Aquí estamos las farmacias, en la encrucijada de seguir llamando a las personas que nos dan la razón de existir pacientes o clientes. Paciente, es una persona enferma que no tiene nada que decir respecto de su enfermedad, porque ya lo dicen todo por él los profesionales sanitarios. Cliente, personas que de manera informada y responsable toma decisiones sobre su salud y se deja cuidar por los sanitarios. Esto no es Literatura, es Ley Básica de Autonomía 41/2002.
A diferencia de los sectores nombrados anteriormente, son los propios consumidores los que quieren una farmacia moderna, un establecimiento donde poder cubrir todas sus necesidades en salud, sin restricciones. Quieren ser tratados como lo que ellos mismos dicen que son, clientes. Que se les aporte valor, que se les den soluciones sencillas. Quieren un sanitario adaptado a las nuevas tecnologías.
Lo mejor de todo es que la farmacia puede hacerlo.
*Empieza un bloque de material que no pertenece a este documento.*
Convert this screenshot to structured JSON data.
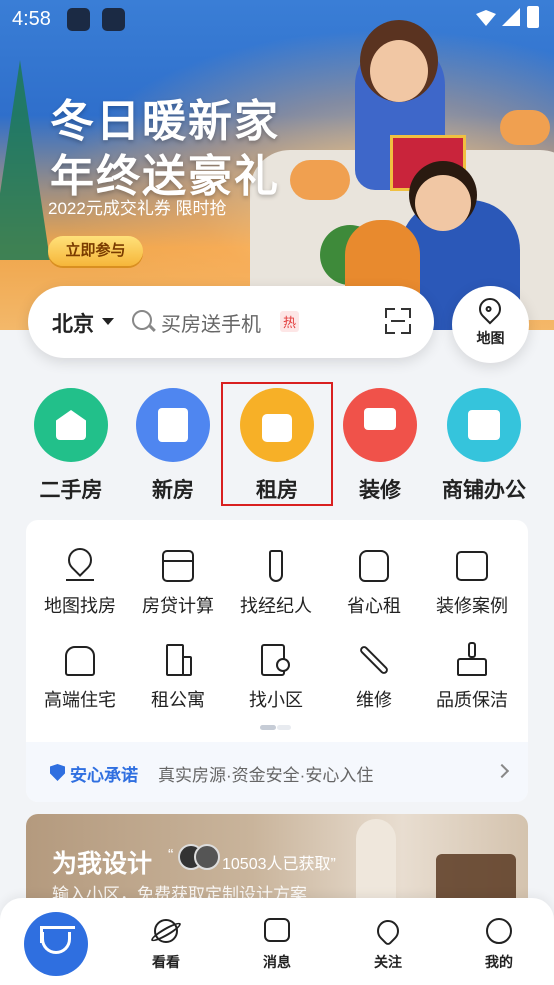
{
  "status_bar": {
    "time": "4:58"
  },
  "banner": {
    "title_line1": "冬日暖新家",
    "title_line2": "年终送豪礼",
    "subtitle": "2022元成交礼券 限时抢",
    "cta": "立即参与"
  },
  "search": {
    "city": "北京",
    "placeholder": "买房送手机",
    "hot_badge": "热"
  },
  "map_button": {
    "label": "地图"
  },
  "categories": [
    {
      "label": "二手房",
      "color": "#22c08a",
      "icon": "house-icon"
    },
    {
      "label": "新房",
      "color": "#4f86f0",
      "icon": "building-icon"
    },
    {
      "label": "租房",
      "color": "#f7b027",
      "icon": "bag-icon"
    },
    {
      "label": "装修",
      "color": "#f0524a",
      "icon": "paint-roller-icon"
    },
    {
      "label": "商铺办公",
      "color": "#35c4dc",
      "icon": "shop-icon"
    }
  ],
  "services": [
    {
      "label": "地图找房",
      "icon": "map-pin-icon"
    },
    {
      "label": "房贷计算",
      "icon": "calculator-icon"
    },
    {
      "label": "找经纪人",
      "icon": "tie-icon"
    },
    {
      "label": "省心租",
      "icon": "heart-house-icon"
    },
    {
      "label": "装修案例",
      "icon": "picture-icon"
    },
    {
      "label": "高端住宅",
      "icon": "villa-icon"
    },
    {
      "label": "租公寓",
      "icon": "apartment-icon"
    },
    {
      "label": "找小区",
      "icon": "community-search-icon"
    },
    {
      "label": "维修",
      "icon": "wrench-icon"
    },
    {
      "label": "品质保洁",
      "icon": "broom-icon"
    }
  ],
  "promise": {
    "title": "安心承诺",
    "text": "真实房源·资金安全·安心入住"
  },
  "design_card": {
    "title": "为我设计",
    "quote_open": "“",
    "count": "10503人已获取”",
    "subtitle": "输入小区，免费获取定制设计方案"
  },
  "tabbar": {
    "items": [
      {
        "label": "看看",
        "icon": "planet-icon"
      },
      {
        "label": "消息",
        "icon": "message-icon"
      },
      {
        "label": "关注",
        "icon": "heart-icon"
      },
      {
        "label": "我的",
        "icon": "smile-icon"
      }
    ]
  },
  "colors": {
    "accent": "#2f6fe0",
    "highlight_box": "#d92020"
  }
}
Estamos colocados en la mejor de las posiciones para ser un referente de salud moderna en la sociedad, porque ellos mismos, los usuarios, nos lo están pidiendo. Ahora bien, no dudemos que si no nos adaptamos a lo que nos demandan, buscarán nuevos canales de consumo para cubrir sus necesidades.
Que internet esté ganando la batalla a muchas farmacias habla muy claro de la pésima forma de competir que estamos teniendo.
Una farmacia moderna no es una farmacia “supermercado”. Una farmacia que apuesta por el valor no necesita tirar los precios. Una farmacia con muchos clientes es aquella que cuida al equipo con metodología de empresa, y estos hacen lo propio con los primeros. A más de uno le vendría bien subir al sitio más alejado de la cubierta para ver que lo que ellos llaman farmacia supermercado igual es mucho más profesional desde el punto de vista sanitario que otras paladinas del sector que tratan a los usuarios como pacientes.
Visto en perspectiva, a Rodrigo de Triana también lo mandaron al carajo y fue el primero que avistó América en la expedición de Cristóbal Colón. Igual desde aquí arriba puedo ver algo mejor las oportunidades del futuro.